To solve the expression $2(45)^{0.5}$, we need to evaluate each part step-by-step.

1. Calculate the square root of 45:
   $(45)^{0.5} = \sqrt{45}$

   We know that 45 can be factored into 9 and 5: $\sqrt{45} = \sqrt{9 \times 5} = \sqrt{9} \times \sqrt{5} = 3\sqrt{5}$

2. Multiply by 2:
   Now, multiply the result by 2: $2 \times 3\sqrt{5} = 6\sqrt{5}$

So, $2(45)^{0.5} = 6\sqrt{5}$.

If you want a numerical approximation: $6\sqrt{5} \approx 6 \times 2.236 \approx 13.416$

Final Answer:

$2(45)^{0.5} = 6\sqrt{5} \approx 13.416$

Would you like more details or have any questions?
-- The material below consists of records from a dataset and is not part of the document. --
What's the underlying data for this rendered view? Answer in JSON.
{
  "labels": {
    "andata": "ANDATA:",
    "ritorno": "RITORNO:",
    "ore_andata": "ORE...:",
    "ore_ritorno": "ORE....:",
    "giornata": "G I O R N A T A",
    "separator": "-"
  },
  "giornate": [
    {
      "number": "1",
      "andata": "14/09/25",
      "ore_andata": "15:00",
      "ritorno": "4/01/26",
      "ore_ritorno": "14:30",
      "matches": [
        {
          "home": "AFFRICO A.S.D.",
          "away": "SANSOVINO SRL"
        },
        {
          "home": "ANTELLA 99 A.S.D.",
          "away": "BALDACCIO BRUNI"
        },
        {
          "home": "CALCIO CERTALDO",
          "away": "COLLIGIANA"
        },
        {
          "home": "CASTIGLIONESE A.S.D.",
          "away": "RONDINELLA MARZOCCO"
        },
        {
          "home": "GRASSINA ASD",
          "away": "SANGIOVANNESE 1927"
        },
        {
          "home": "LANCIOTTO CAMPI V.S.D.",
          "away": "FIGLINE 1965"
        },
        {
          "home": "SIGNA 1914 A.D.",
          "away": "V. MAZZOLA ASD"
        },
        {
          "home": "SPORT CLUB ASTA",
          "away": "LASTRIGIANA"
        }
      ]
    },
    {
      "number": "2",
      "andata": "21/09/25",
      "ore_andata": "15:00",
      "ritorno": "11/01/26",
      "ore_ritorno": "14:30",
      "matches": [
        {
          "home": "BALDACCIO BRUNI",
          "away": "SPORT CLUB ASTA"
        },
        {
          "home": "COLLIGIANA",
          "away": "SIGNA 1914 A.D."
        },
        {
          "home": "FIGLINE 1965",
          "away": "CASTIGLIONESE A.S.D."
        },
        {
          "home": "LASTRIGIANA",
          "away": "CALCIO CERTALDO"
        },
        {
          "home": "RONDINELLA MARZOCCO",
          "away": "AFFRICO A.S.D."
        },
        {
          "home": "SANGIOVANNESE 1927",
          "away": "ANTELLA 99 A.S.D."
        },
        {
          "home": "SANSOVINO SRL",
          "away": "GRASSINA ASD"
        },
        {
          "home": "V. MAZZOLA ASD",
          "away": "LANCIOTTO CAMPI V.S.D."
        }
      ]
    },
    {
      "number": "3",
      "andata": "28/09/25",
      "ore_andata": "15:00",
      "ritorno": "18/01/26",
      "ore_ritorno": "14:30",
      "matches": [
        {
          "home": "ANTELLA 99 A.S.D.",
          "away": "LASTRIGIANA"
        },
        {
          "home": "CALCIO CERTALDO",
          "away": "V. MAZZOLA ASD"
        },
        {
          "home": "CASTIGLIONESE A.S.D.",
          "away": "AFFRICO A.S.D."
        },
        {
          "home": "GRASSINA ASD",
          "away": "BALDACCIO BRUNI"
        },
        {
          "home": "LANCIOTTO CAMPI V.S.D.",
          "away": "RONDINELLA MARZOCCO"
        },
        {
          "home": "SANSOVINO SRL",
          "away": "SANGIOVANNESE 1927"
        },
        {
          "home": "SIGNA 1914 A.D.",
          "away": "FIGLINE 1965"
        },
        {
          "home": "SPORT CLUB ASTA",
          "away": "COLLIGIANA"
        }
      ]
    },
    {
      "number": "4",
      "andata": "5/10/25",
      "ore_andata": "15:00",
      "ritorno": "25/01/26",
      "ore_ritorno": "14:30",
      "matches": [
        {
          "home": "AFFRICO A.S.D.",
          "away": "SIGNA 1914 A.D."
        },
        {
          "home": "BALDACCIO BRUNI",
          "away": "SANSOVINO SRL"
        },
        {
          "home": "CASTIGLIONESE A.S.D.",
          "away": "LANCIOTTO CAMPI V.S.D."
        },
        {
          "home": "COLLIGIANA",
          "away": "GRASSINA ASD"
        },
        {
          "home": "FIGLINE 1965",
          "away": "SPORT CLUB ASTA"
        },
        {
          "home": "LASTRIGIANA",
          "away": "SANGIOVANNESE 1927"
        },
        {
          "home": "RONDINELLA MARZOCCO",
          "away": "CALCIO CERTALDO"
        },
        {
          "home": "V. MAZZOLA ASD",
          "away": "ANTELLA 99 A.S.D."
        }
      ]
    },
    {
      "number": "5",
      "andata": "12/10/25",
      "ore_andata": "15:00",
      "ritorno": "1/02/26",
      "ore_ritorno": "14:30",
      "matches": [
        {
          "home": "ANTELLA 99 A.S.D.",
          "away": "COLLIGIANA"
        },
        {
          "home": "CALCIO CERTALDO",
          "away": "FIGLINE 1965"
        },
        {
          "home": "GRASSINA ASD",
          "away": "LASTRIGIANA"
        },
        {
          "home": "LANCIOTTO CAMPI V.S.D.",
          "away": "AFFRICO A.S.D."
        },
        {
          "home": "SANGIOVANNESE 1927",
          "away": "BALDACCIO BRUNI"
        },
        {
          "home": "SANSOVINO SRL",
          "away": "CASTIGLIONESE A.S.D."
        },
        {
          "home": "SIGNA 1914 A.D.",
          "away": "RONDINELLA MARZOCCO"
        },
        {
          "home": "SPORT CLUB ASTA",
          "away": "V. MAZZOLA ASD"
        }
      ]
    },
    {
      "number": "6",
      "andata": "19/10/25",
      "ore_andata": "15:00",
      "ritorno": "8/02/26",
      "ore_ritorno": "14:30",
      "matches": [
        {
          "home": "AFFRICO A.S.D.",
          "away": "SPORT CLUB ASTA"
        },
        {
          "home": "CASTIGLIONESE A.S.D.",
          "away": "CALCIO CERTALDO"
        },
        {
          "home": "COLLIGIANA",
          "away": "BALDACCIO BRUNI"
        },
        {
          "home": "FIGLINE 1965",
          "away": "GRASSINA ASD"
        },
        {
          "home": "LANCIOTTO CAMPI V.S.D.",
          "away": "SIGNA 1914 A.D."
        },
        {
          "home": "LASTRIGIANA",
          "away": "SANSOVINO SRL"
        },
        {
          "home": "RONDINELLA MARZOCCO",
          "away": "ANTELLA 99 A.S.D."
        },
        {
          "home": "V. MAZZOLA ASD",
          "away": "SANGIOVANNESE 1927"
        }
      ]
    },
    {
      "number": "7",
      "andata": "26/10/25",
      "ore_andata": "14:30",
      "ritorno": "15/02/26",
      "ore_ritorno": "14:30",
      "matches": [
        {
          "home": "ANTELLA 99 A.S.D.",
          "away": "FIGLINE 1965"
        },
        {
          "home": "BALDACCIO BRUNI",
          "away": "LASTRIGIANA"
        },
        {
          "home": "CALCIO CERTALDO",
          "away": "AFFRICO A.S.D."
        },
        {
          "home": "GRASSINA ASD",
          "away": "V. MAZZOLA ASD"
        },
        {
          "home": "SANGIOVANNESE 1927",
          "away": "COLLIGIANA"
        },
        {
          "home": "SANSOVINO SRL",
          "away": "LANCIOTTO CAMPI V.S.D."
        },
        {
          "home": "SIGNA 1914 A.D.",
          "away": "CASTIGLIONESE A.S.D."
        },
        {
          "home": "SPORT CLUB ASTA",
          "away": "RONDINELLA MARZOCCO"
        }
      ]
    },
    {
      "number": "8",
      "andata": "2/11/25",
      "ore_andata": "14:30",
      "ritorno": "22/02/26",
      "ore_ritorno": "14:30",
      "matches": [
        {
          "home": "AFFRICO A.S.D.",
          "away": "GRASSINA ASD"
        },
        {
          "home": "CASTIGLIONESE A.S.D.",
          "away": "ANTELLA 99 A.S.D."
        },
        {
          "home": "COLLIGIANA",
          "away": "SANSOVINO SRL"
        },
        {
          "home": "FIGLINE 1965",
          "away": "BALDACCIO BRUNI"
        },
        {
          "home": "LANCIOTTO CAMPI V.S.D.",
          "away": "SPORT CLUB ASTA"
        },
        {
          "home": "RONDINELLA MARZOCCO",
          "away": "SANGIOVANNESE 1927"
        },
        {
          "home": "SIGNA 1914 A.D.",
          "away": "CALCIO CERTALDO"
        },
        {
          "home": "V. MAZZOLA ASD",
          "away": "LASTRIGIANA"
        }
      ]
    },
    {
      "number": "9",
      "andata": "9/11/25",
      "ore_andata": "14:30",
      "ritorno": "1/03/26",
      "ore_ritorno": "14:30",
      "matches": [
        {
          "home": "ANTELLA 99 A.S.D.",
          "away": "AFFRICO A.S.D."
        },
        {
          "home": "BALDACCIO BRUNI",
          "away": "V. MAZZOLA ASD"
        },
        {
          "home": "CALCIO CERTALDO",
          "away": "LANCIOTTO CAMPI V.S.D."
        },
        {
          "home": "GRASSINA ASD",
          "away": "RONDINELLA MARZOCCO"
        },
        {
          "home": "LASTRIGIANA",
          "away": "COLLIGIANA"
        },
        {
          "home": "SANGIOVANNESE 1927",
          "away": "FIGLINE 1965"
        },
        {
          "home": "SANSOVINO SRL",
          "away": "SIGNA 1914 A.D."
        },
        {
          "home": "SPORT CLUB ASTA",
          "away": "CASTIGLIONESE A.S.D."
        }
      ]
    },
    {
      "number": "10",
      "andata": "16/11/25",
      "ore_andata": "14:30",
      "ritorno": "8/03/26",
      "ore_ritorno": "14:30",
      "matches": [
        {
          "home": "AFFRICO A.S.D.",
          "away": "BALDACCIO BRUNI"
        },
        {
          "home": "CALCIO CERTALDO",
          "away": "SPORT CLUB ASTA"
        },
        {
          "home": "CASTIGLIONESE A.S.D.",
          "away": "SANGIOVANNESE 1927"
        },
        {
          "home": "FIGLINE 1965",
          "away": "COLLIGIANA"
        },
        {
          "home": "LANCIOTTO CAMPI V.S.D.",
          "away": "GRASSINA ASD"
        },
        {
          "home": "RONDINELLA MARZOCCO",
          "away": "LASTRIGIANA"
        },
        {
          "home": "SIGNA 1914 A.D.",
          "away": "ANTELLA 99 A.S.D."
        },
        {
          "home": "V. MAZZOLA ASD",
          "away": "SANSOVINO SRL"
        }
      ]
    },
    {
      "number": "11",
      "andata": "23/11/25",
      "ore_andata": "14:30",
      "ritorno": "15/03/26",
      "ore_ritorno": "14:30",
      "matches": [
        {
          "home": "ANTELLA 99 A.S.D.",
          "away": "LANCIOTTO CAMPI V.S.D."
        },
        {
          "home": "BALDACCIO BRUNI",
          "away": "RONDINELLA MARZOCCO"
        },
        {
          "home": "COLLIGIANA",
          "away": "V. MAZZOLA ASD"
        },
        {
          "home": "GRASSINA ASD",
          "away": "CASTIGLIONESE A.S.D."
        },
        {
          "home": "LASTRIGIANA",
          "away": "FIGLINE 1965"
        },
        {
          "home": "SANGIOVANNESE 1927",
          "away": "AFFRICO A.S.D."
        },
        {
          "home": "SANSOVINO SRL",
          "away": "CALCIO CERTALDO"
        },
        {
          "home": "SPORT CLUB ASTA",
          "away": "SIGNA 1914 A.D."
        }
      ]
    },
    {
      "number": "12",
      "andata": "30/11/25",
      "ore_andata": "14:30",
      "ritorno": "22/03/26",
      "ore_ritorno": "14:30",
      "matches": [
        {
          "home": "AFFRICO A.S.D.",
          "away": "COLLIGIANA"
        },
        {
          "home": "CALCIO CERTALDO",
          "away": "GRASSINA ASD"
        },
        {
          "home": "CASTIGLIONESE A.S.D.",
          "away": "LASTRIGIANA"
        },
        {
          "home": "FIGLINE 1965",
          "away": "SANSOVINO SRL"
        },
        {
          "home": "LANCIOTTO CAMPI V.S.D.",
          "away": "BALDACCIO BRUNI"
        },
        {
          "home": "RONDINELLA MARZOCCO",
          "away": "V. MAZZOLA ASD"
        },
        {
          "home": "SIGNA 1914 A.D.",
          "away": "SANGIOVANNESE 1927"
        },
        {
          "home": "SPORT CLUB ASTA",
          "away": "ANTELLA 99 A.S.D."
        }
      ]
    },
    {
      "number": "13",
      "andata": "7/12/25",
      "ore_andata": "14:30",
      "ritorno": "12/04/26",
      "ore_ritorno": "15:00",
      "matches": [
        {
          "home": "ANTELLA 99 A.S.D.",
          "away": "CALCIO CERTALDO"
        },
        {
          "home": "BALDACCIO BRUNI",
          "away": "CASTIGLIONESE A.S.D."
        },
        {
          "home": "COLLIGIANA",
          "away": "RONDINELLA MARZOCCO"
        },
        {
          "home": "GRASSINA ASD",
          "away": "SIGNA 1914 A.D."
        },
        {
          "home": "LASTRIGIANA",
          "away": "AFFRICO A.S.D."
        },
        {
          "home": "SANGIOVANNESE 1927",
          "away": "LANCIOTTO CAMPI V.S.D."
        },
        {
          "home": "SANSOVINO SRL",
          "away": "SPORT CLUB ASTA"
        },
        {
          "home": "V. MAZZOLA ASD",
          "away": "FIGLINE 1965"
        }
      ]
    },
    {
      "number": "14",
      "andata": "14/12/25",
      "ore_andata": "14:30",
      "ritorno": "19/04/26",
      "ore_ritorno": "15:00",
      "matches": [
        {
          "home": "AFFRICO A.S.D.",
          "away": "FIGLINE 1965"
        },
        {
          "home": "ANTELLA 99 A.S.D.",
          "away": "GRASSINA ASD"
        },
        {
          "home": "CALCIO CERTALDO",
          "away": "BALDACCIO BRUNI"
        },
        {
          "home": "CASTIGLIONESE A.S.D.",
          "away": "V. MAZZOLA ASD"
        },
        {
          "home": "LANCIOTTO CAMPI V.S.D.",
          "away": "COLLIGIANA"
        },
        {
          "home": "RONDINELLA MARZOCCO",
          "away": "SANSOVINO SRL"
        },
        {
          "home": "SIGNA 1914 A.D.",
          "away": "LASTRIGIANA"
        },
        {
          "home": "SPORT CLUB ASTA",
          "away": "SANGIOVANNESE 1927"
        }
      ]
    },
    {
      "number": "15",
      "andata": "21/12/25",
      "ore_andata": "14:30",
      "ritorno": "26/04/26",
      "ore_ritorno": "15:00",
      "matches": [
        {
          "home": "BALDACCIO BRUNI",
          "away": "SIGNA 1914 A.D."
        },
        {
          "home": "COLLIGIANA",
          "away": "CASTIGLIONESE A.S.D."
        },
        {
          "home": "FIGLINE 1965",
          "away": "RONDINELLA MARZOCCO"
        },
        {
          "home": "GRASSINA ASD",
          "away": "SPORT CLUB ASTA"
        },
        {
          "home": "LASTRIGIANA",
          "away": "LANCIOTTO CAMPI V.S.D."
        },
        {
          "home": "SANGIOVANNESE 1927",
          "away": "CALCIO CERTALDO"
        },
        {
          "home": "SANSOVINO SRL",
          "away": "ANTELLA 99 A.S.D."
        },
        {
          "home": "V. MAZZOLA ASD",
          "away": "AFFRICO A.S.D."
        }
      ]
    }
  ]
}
Here are some related questions that might help expand your understanding:

1. How do you simplify square roots with different factors?
2. What is the process for multiplying roots with coefficients?
3. How can you estimate square roots without a calculator?
4. What are some common mistakes to avoid when simplifying square roots?
5. How does understanding prime factorization help with square roots?

Tip: Always check if a square root can be simplified by factoring into perfect squares.